The following day still looked good and by lunch time I had polished off all of the work than needed to be tended to so Dan and I headed out for some more exploration. This would be another area that I had ridden a few times five years ago and but I was always just tagging along. We did quite a bit of street exploration before finding a route up into the trail system. I had never been this way before to get up into the trail system and we went for quite sometime before we came to a trail junction that “felt” like I had been here before. Riding around over here would be a whole lot easier if I was just learn kangi, hirokana and kitokana.
A few trail junctions later and I knew where I was at and where we were going. Takatori has some really cool technical features strewn about on the trails.
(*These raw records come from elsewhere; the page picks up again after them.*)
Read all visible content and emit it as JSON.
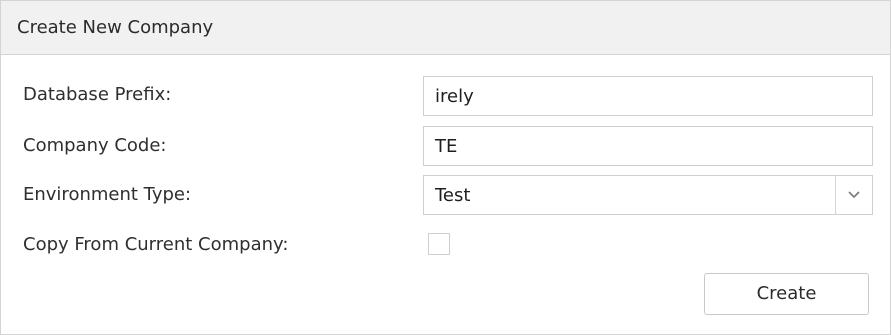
{
  "panel": {
    "title": "Create New Company"
  },
  "form": {
    "database_prefix": {
      "label": "Database Prefix:",
      "value": "irely"
    },
    "company_code": {
      "label": "Company Code:",
      "value": "TE"
    },
    "environment_type": {
      "label": "Environment Type:",
      "value": "Test",
      "icon": "chevron-down-icon"
    },
    "copy_from_current": {
      "label": "Copy From Current Company:",
      "checked": false
    },
    "create_label": "Create"
  }
}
The section below is gnarly little root fest and it is also the spot where five years ago I cracked by sternum and bruised up a few ribs pretty good.
The summit of Mt Takatori is the site of an old stone quarry that has become a favorite spot for area climbers. There are at the least a dozen such faces where folks can come and get thier climb on.
The quarry area also has some cool rock features to play on so we did. Here is Dan giving his front tire and fork a workout. Take note that Dan is riding with flat pedals and no shin pads. Dan told this was the first time and months he had gone for a ride without them on.
I have a feeling that Dan is going is not going to forget those next ride.
After playtime on the summit, we set off on another trail that included a bunch of steps to descend, but the cultural payoff is really awesome. You are literally just riding along and pop out into a clearing with this in front of you.
This carved relief statue is around 30-40 feet high and is simply impressive. If you do not say something along the lines of a awesome, wow, or holy crap when you first see this then something is wrong with you. Dan was pretty stoked to see this. After this point we continued along the trail that included lots of steep descents and natural log steps that dumps us out at the bottom of Takatori off the north slope.
From here we worked our way back up the mountain on a easily climbable road. Once back at the peak were retraced our way back to where we started. I have a new to-do list item to go back and explore the numerous trail juctions in the Takatori area. By the time we got back I was pretty much done and spent the rest of the evening relaxing. A couple of days well spent.